Novita AI provides comprehensive monitoring metrics for the usage of large language model (LLM) APIs. These metrics help you gain deep insights into the availability and performance of your LLM API requests.

You can view the monitoring metrics on the LLM Monitoring Page.

Metric Descriptions

All metrics are broken down by model and sampled at the minute level. However, depending on your selected time interval, samples may not be shown for every minute. In such cases, values will be averaged across the selected time range.

  • Requests Per Minute (RPM)

Displays the number of API requests sent per minute. This helps you understand usage patterns and the level of API concurrency.

  • Request Success Rate

Shows the percentage of successful API responses per minute (non-5xx status codes), reflecting the API’s availability.

  • Average Token Count per Request

Displays the average number of input and output tokens per request per minute, which helps you monitor token consumption patterns.

  • End-to-End (E2E) Latency

Shows the total time required for the model to generate a full response in each request per minute.

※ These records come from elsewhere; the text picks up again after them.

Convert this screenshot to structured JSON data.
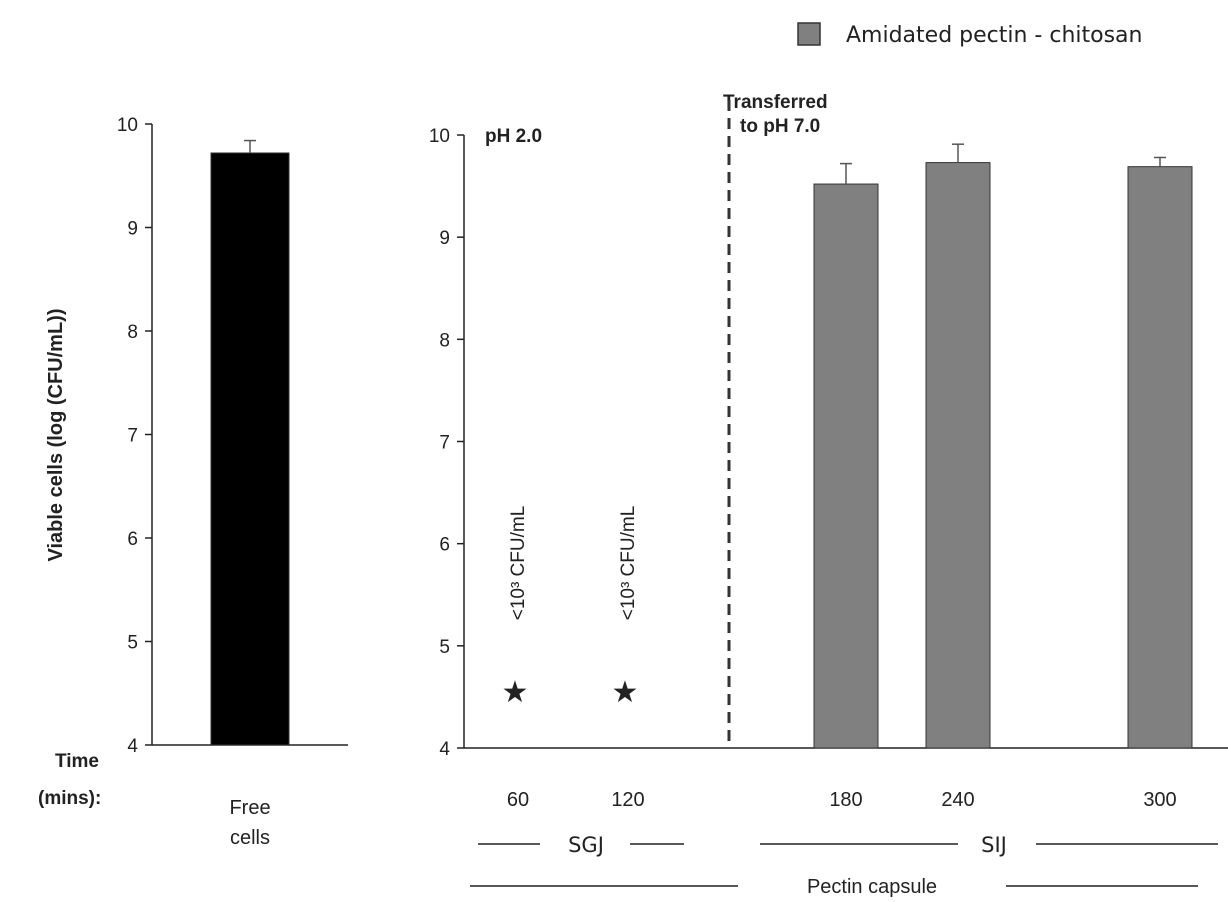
{
  "chart_data": [
    {
      "type": "bar",
      "title": "",
      "ylabel": "Viable cells (log (CFU/mL))",
      "ylim": [
        4,
        10
      ],
      "yticks": [
        4,
        5,
        6,
        7,
        8,
        9,
        10
      ],
      "categories": [
        "Free cells"
      ],
      "category_lines": [
        "Free",
        "cells"
      ],
      "values": [
        9.72
      ],
      "errors": [
        0.12
      ],
      "bar_color": "#000000"
    },
    {
      "type": "bar",
      "title": "",
      "ylim": [
        4,
        10
      ],
      "yticks": [
        4,
        5,
        6,
        7,
        8,
        9,
        10
      ],
      "categories": [
        "60",
        "120",
        "180",
        "240",
        "300"
      ],
      "series": [
        {
          "name": "Amidated pectin - chitosan",
          "values": [
            null,
            null,
            9.52,
            9.73,
            9.69
          ],
          "errors": [
            null,
            null,
            0.2,
            0.18,
            0.09
          ]
        }
      ],
      "bar_color": "#808080",
      "below_detection": [
        {
          "category": "60",
          "label": "<10³ CFU/mL",
          "marker": "★"
        },
        {
          "category": "120",
          "label": "<10³ CFU/mL",
          "marker": "★"
        }
      ],
      "annotations": {
        "ph_start": "pH 2.0",
        "transfer_line1": "Transferred",
        "transfer_line2": "to pH 7.0"
      },
      "legend": {
        "position": "top-right",
        "label": "Amidated pectin - chitosan"
      }
    }
  ],
  "xaxis_caption": {
    "line1": "Time",
    "line2": "(mins):"
  },
  "groups": {
    "sgj": "SGJ",
    "sij": "SIJ",
    "capsule": "Pectin capsule"
  }
}
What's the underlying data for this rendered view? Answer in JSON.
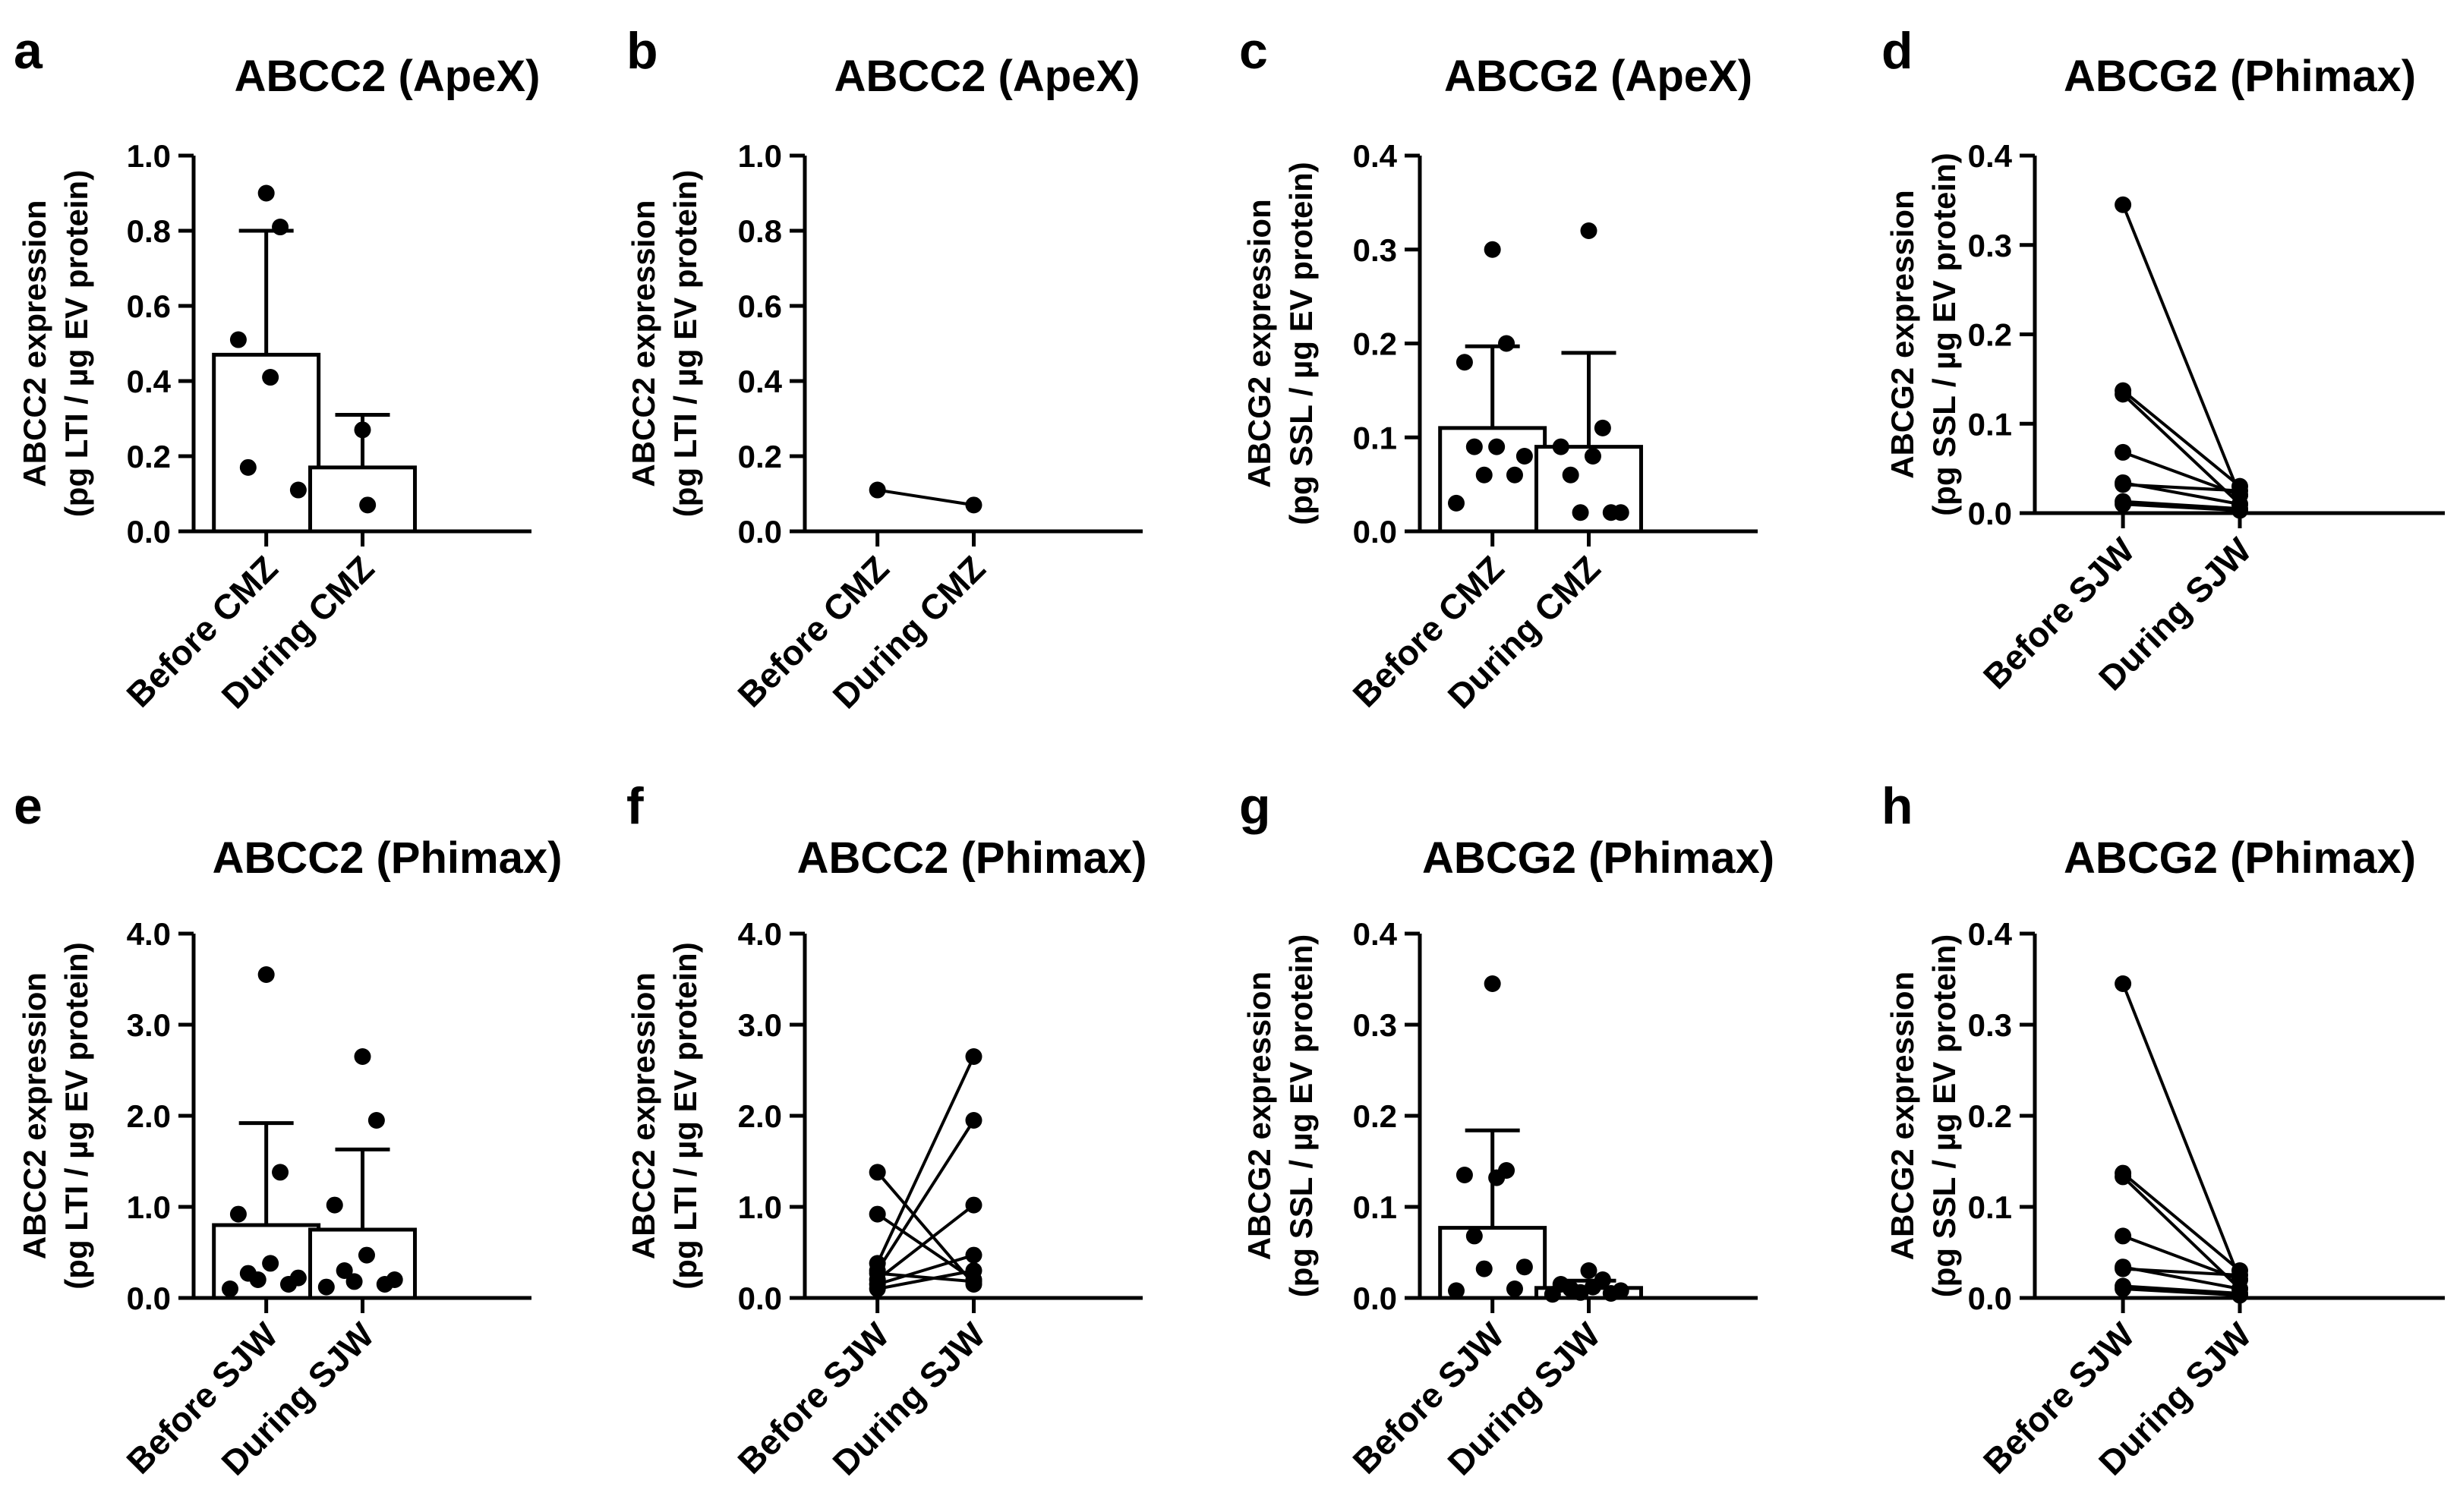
{
  "chart_data": [
    {
      "panel": "a",
      "type": "bar",
      "title": "ABCC2 (ApeX)",
      "ylabel": [
        "ABCC2 expression",
        "(pg LTI / µg EV protein)"
      ],
      "categories": [
        "Before CMZ",
        "During CMZ"
      ],
      "ylim": [
        0,
        1.0
      ],
      "yticks": [
        0.0,
        0.2,
        0.4,
        0.6,
        0.8,
        1.0
      ],
      "ytick_labels": [
        "0.0",
        "0.2",
        "0.4",
        "0.6",
        "0.8",
        "1.0"
      ],
      "means": [
        0.47,
        0.17
      ],
      "sd": [
        0.33,
        0.14
      ],
      "points": [
        [
          0.9,
          0.81,
          0.51,
          0.41,
          0.17,
          0.11
        ],
        [
          0.27,
          0.07
        ]
      ]
    },
    {
      "panel": "b",
      "type": "line",
      "title": "ABCC2 (ApeX)",
      "ylabel": [
        "ABCC2 expression",
        "(pg LTI / µg EV protein)"
      ],
      "categories": [
        "Before CMZ",
        "During CMZ"
      ],
      "ylim": [
        0,
        1.0
      ],
      "yticks": [
        0.0,
        0.2,
        0.4,
        0.6,
        0.8,
        1.0
      ],
      "ytick_labels": [
        "0.0",
        "0.2",
        "0.4",
        "0.6",
        "0.8",
        "1.0"
      ],
      "pairs": [
        [
          0.11,
          0.07
        ]
      ]
    },
    {
      "panel": "c",
      "type": "bar",
      "title": "ABCG2 (ApeX)",
      "ylabel": [
        "ABCG2 expression",
        "(pg SSL / µg EV protein)"
      ],
      "categories": [
        "Before CMZ",
        "During CMZ"
      ],
      "ylim": [
        0,
        0.4
      ],
      "yticks": [
        0.0,
        0.1,
        0.2,
        0.3,
        0.4
      ],
      "ytick_labels": [
        "0.0",
        "0.1",
        "0.2",
        "0.3",
        "0.4"
      ],
      "means": [
        0.11,
        0.09
      ],
      "sd": [
        0.087,
        0.1
      ],
      "points": [
        [
          0.3,
          0.2,
          0.18,
          0.09,
          0.09,
          0.08,
          0.06,
          0.06,
          0.03
        ],
        [
          0.32,
          0.11,
          0.09,
          0.08,
          0.06,
          0.02,
          0.02,
          0.02
        ]
      ]
    },
    {
      "panel": "d",
      "type": "line",
      "title": "ABCG2 (Phimax)",
      "ylabel": [
        "ABCG2 expression",
        "(pg SSL / µg EV protein)"
      ],
      "categories": [
        "Before SJW",
        "During SJW"
      ],
      "ylim": [
        0,
        0.4
      ],
      "yticks": [
        0.0,
        0.1,
        0.2,
        0.3,
        0.4
      ],
      "ytick_labels": [
        "0.0",
        "0.1",
        "0.2",
        "0.3",
        "0.4"
      ],
      "pairs": [
        [
          0.345,
          0.02
        ],
        [
          0.137,
          0.03
        ],
        [
          0.133,
          0.01
        ],
        [
          0.068,
          0.02
        ],
        [
          0.034,
          0.01
        ],
        [
          0.032,
          0.025
        ],
        [
          0.013,
          0.005
        ],
        [
          0.01,
          0.003
        ]
      ]
    },
    {
      "panel": "e",
      "type": "bar",
      "title": "ABCC2 (Phimax)",
      "ylabel": [
        "ABCC2 expression",
        "(pg LTI / µg EV protein)"
      ],
      "categories": [
        "Before SJW",
        "During SJW"
      ],
      "ylim": [
        0,
        4.0
      ],
      "yticks": [
        0.0,
        1.0,
        2.0,
        3.0,
        4.0
      ],
      "ytick_labels": [
        "0.0",
        "1.0",
        "2.0",
        "3.0",
        "4.0"
      ],
      "means": [
        0.8,
        0.75
      ],
      "sd": [
        1.12,
        0.88
      ],
      "points": [
        [
          3.55,
          1.38,
          0.92,
          0.38,
          0.27,
          0.22,
          0.2,
          0.15,
          0.1
        ],
        [
          2.65,
          1.95,
          1.02,
          0.47,
          0.3,
          0.2,
          0.18,
          0.15,
          0.12
        ]
      ]
    },
    {
      "panel": "f",
      "type": "line",
      "title": "ABCC2 (Phimax)",
      "ylabel": [
        "ABCC2 expression",
        "(pg LTI / µg EV protein)"
      ],
      "categories": [
        "Before SJW",
        "During SJW"
      ],
      "ylim": [
        0,
        4.0
      ],
      "yticks": [
        0.0,
        1.0,
        2.0,
        3.0,
        4.0
      ],
      "ytick_labels": [
        "0.0",
        "1.0",
        "2.0",
        "3.0",
        "4.0"
      ],
      "pairs": [
        [
          1.38,
          0.15
        ],
        [
          0.92,
          0.2
        ],
        [
          0.38,
          2.65
        ],
        [
          0.3,
          1.95
        ],
        [
          0.27,
          0.18
        ],
        [
          0.2,
          1.02
        ],
        [
          0.15,
          0.47
        ],
        [
          0.1,
          0.3
        ]
      ]
    },
    {
      "panel": "g",
      "type": "bar",
      "title": "ABCG2 (Phimax)",
      "ylabel": [
        "ABCG2 expression",
        "(pg SSL / µg EV protein)"
      ],
      "categories": [
        "Before SJW",
        "During SJW"
      ],
      "ylim": [
        0,
        0.4
      ],
      "yticks": [
        0.0,
        0.1,
        0.2,
        0.3,
        0.4
      ],
      "ytick_labels": [
        "0.0",
        "0.1",
        "0.2",
        "0.3",
        "0.4"
      ],
      "means": [
        0.077,
        0.011
      ],
      "sd": [
        0.107,
        0.008
      ],
      "points": [
        [
          0.345,
          0.14,
          0.135,
          0.132,
          0.068,
          0.034,
          0.032,
          0.01,
          0.008
        ],
        [
          0.03,
          0.02,
          0.015,
          0.012,
          0.01,
          0.008,
          0.006,
          0.005,
          0.004
        ]
      ]
    },
    {
      "panel": "h",
      "type": "line",
      "title": "ABCG2 (Phimax)",
      "ylabel": [
        "ABCG2 expression",
        "(pg SSL / µg EV protein)"
      ],
      "categories": [
        "Before SJW",
        "During SJW"
      ],
      "ylim": [
        0,
        0.4
      ],
      "yticks": [
        0.0,
        0.1,
        0.2,
        0.3,
        0.4
      ],
      "ytick_labels": [
        "0.0",
        "0.1",
        "0.2",
        "0.3",
        "0.4"
      ],
      "pairs": [
        [
          0.345,
          0.02
        ],
        [
          0.137,
          0.03
        ],
        [
          0.133,
          0.01
        ],
        [
          0.068,
          0.02
        ],
        [
          0.034,
          0.01
        ],
        [
          0.032,
          0.025
        ],
        [
          0.013,
          0.005
        ],
        [
          0.01,
          0.003
        ]
      ]
    }
  ]
}
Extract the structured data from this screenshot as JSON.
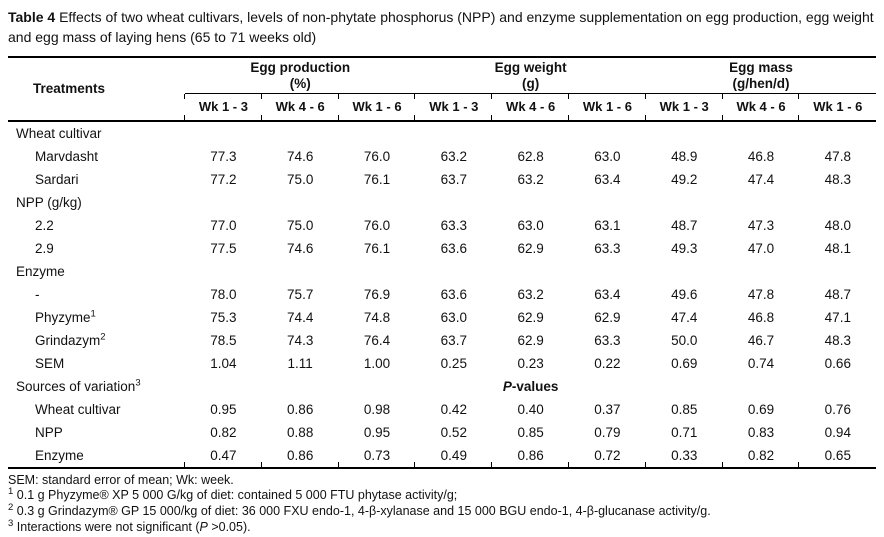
{
  "title": {
    "label": "Table 4",
    "text": " Effects of two wheat cultivars, levels of non-phytate phosphorus (NPP) and enzyme supplementation on egg production, egg weight and egg mass of laying hens (65 to 71 weeks old)"
  },
  "table": {
    "treatments_header": "Treatments",
    "groups": [
      {
        "name": "Egg production",
        "unit": "(%)"
      },
      {
        "name": "Egg weight",
        "unit": "(g)"
      },
      {
        "name": "Egg mass",
        "unit": "(g/hen/d)"
      }
    ],
    "subheaders": [
      "Wk 1 - 3",
      "Wk 4 - 6",
      "Wk 1 - 6",
      "Wk 1 - 3",
      "Wk 4 - 6",
      "Wk 1 - 6",
      "Wk 1 - 3",
      "Wk 4 - 6",
      "Wk 1 - 6"
    ],
    "rows": [
      {
        "type": "group",
        "label": "Wheat cultivar",
        "sup": ""
      },
      {
        "type": "item",
        "label": "Marvdasht",
        "sup": "",
        "values": [
          "77.3",
          "74.6",
          "76.0",
          "63.2",
          "62.8",
          "63.0",
          "48.9",
          "46.8",
          "47.8"
        ]
      },
      {
        "type": "item",
        "label": "Sardari",
        "sup": "",
        "values": [
          "77.2",
          "75.0",
          "76.1",
          "63.7",
          "63.2",
          "63.4",
          "49.2",
          "47.4",
          "48.3"
        ]
      },
      {
        "type": "group",
        "label": "NPP (g/kg)",
        "sup": ""
      },
      {
        "type": "item",
        "label": "2.2",
        "sup": "",
        "values": [
          "77.0",
          "75.0",
          "76.0",
          "63.3",
          "63.0",
          "63.1",
          "48.7",
          "47.3",
          "48.0"
        ]
      },
      {
        "type": "item",
        "label": "2.9",
        "sup": "",
        "values": [
          "77.5",
          "74.6",
          "76.1",
          "63.6",
          "62.9",
          "63.3",
          "49.3",
          "47.0",
          "48.1"
        ]
      },
      {
        "type": "group",
        "label": "Enzyme",
        "sup": ""
      },
      {
        "type": "item",
        "label": "-",
        "sup": "",
        "values": [
          "78.0",
          "75.7",
          "76.9",
          "63.6",
          "63.2",
          "63.4",
          "49.6",
          "47.8",
          "48.7"
        ]
      },
      {
        "type": "item",
        "label": "Phyzyme",
        "sup": "1",
        "values": [
          "75.3",
          "74.4",
          "74.8",
          "63.0",
          "62.9",
          "62.9",
          "47.4",
          "46.8",
          "47.1"
        ]
      },
      {
        "type": "item",
        "label": "Grindazym",
        "sup": "2",
        "values": [
          "78.5",
          "74.3",
          "76.4",
          "63.7",
          "62.9",
          "63.3",
          "50.0",
          "46.7",
          "48.3"
        ]
      },
      {
        "type": "item",
        "label": "SEM",
        "sup": "",
        "values": [
          "1.04",
          "1.11",
          "1.00",
          "0.25",
          "0.23",
          "0.22",
          "0.69",
          "0.74",
          "0.66"
        ]
      },
      {
        "type": "sources",
        "label": "Sources of variation",
        "sup": "3",
        "banner": [
          {
            "style": "bolditalic",
            "text": "P"
          },
          {
            "style": "bold",
            "text": "-values"
          }
        ]
      },
      {
        "type": "item",
        "label": "Wheat cultivar",
        "sup": "",
        "values": [
          "0.95",
          "0.86",
          "0.98",
          "0.42",
          "0.40",
          "0.37",
          "0.85",
          "0.69",
          "0.76"
        ]
      },
      {
        "type": "item",
        "label": "NPP",
        "sup": "",
        "values": [
          "0.82",
          "0.88",
          "0.95",
          "0.52",
          "0.85",
          "0.79",
          "0.71",
          "0.83",
          "0.94"
        ]
      },
      {
        "type": "item",
        "label": "Enzyme",
        "sup": "",
        "values": [
          "0.47",
          "0.86",
          "0.73",
          "0.49",
          "0.86",
          "0.72",
          "0.33",
          "0.82",
          "0.65"
        ]
      }
    ]
  },
  "footnotes": [
    {
      "sup": "",
      "segments": [
        {
          "style": "normal",
          "text": "SEM: standard error of mean; Wk: week."
        }
      ]
    },
    {
      "sup": "1",
      "segments": [
        {
          "style": "normal",
          "text": "0.1 g Phyzyme® XP 5 000 G/kg of diet: contained 5 000 FTU phytase activity/g;"
        }
      ]
    },
    {
      "sup": "2",
      "segments": [
        {
          "style": "normal",
          "text": "0.3 g Grindazym® GP 15 000/kg of diet: 36 000 FXU endo-1, 4-β-xylanase and 15 000 BGU endo-1, 4-β-glucanase activity/g."
        }
      ]
    },
    {
      "sup": "3",
      "segments": [
        {
          "style": "normal",
          "text": "Interactions were not significant ("
        },
        {
          "style": "italic",
          "text": "P"
        },
        {
          "style": "normal",
          "text": " >0.05)."
        }
      ]
    }
  ]
}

Metrics include the 99th percentile, 95th percentile, and average latency.

  • Time to First Token (TTFT)

Only tracked for streaming requests where stream=true.

Displays the time it takes to process the prompt and generate the first output token in each request per minute. Includes the 99th percentile, 95th percentile, and average latency.

  • Time Per Output Token (TPOT)

Only tracked for streaming requests where stream=true.

Displays the average time between consecutive output tokens in each request per minute. Includes the 99th percentile, 95th percentile, and average latency.